Author: Trudy V. Hansen
Publisher:
Published: 1995-09
Total Pages: 296
ISBN-13:
DOWNLOAD EBOOKThe years from 1960 to 1990 witnessed an extraordinary outburst of creative activity among American printmakers. A number of important new workshops were founded, from such influential studios as Universal Limited Art Editions as Long Island and the Tamarind Lithography Workshop in Los Angeles to small presses throughout the country. In contrast to traditional European ateliers, where professional printers reproduced artists' designs for commercial edition printing, the new American workshops stressed collaboration, and emphasized radical experimentation with medium and process. The work produced in these studios often owed as much to the imaginative gifts of the printer as the conception of the artist.

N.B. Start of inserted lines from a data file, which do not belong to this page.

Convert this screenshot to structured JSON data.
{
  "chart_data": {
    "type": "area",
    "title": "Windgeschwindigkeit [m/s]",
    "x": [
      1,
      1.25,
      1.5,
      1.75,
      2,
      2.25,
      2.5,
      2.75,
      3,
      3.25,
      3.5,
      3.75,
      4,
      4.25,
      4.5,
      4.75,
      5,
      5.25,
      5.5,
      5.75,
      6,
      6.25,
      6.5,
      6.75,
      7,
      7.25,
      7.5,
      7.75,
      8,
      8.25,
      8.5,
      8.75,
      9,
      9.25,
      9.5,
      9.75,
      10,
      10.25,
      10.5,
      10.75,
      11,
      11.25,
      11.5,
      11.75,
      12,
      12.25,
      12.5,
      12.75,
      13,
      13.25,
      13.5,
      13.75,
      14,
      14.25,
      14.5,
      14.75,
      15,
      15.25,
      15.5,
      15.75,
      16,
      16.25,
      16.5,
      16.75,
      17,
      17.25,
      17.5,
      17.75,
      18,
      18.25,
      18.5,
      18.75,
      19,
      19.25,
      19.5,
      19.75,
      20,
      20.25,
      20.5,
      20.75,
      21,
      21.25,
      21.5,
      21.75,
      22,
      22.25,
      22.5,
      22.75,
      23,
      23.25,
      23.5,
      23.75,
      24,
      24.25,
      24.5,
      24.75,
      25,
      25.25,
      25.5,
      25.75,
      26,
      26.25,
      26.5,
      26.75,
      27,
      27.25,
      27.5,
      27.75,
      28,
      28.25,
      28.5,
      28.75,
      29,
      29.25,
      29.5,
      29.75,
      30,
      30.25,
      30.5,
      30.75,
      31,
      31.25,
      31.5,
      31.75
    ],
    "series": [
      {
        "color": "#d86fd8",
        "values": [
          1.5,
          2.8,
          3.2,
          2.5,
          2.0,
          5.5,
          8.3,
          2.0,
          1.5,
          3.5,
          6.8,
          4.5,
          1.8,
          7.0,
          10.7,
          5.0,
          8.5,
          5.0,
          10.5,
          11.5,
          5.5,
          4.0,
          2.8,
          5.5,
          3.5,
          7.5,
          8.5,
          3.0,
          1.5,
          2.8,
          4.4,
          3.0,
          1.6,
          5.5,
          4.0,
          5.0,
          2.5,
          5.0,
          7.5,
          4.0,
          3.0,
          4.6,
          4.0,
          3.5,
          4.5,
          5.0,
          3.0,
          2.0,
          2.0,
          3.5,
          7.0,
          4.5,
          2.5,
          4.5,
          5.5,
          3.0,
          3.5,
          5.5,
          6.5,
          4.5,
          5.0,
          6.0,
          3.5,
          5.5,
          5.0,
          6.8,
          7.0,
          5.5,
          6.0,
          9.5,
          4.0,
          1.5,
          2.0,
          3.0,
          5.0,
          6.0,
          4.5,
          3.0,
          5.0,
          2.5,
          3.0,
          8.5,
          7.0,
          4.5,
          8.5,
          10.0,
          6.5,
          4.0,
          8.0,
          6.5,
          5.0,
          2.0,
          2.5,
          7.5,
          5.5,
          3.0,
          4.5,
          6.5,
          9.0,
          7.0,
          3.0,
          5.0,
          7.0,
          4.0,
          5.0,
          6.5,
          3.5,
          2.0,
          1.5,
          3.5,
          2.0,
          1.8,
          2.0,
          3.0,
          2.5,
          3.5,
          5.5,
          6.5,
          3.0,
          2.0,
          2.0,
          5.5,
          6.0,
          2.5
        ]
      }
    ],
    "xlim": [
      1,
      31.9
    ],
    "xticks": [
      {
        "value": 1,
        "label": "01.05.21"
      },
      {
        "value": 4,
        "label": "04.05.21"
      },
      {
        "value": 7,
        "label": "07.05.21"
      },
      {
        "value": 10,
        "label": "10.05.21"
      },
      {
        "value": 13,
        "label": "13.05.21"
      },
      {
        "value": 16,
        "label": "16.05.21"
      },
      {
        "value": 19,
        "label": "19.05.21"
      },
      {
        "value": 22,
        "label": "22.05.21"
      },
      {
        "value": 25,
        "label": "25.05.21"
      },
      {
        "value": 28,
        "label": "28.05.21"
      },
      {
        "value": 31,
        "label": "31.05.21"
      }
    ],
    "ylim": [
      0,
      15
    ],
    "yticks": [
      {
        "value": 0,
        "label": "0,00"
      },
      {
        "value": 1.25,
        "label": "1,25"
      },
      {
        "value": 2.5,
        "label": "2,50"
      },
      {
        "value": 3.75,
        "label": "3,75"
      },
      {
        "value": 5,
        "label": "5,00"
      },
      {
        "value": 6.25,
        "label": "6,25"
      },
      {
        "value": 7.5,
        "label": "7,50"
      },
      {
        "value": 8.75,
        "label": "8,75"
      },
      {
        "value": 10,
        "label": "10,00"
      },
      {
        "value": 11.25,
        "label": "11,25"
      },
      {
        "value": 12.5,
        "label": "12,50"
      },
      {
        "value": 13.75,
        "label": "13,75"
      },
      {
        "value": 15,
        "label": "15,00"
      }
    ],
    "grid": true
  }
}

Author: Stephanie Schrader
Publisher: Getty Publications
Published: 2019-10-22
Total Pages: 120
ISBN-13: 1606066277
DOWNLOAD EBOOKAn engaging look at early twentieth-century American printmaking, which frequently focused on the crowded, chaotic, and gritty modern city. In the first half of the twentieth century, a group of American artists influenced by the painter and teacher Robert Henri aimed to reject the pretenses of academic fine art and polite society. Embracing the democratic inclusiveness of the Progressive movement, these artists turned to making prints, which were relatively inexpensive to produce and easy to distribute. For their subject matter, the artists mined the bustling activity and stark realities of the urban centers in which they lived and worked. Their prints feature sublime towering skyscrapers and stifling city streets, jazzy dance halls and bleak tenement interiors—intimate and anonymous everyday scenes that addressed modern life in America. True Grit examines a rich selection of prints by well-known figures like George Bellows, Edward Hopper, Joseph Pennell, and John Sloan as well as lesser-known artists such as Ida Abelman, Peggy Bacon, Miguel Covarrubias, and Mabel Dwight. Written by three scholars of printmaking and American art, the essays present nuanced discussions of gender, class, literature, and politics, contextualizing the prints in the rapidly changing milieu of the first decades of twentieth-century America.
Author: E. Carmen Ramos
Publisher: Princeton University Press
Published: 2020-12
Total Pages: 326
ISBN-13: 0691210802
DOWNLOAD EBOOKPrinting and collecting the revolution : the rise and impact of Chicano graphics, 1965 to now / E. Carmen Ramos -- Aesthetics of the message : Chicana/o posters, 1965-1987 / Terezita Romo -- War at home : conceptual iconoclasm in American printmaking / Tatiana Reinoza -- Chicanx graphics in the digital age / Claudia E. Zapata.
Author: Henry E. Huntington Library and Art Gallery
Publisher: Huntington Library Press
Published: 2007
Total Pages: 92
ISBN-13:
DOWNLOAD EBOOK"This book was published in conjunction with the exhibition Pressed in Time: American Prints 1905-1950 at the Huntington Library, Art Collections, and Botanical Gardens, October 6, 2007 through January 7, 2008."--BOOK JACKET.
Author: Christina Weyl
Publisher: Yale University Press
Published: 2019-01-01
Total Pages: 297
ISBN-13: 0300238509
DOWNLOAD EBOOKThis timely reexamination of the experimental New York print studio Atelier 17 focuses on the women whose work defied gender norms through novel aesthetic forms and techniques.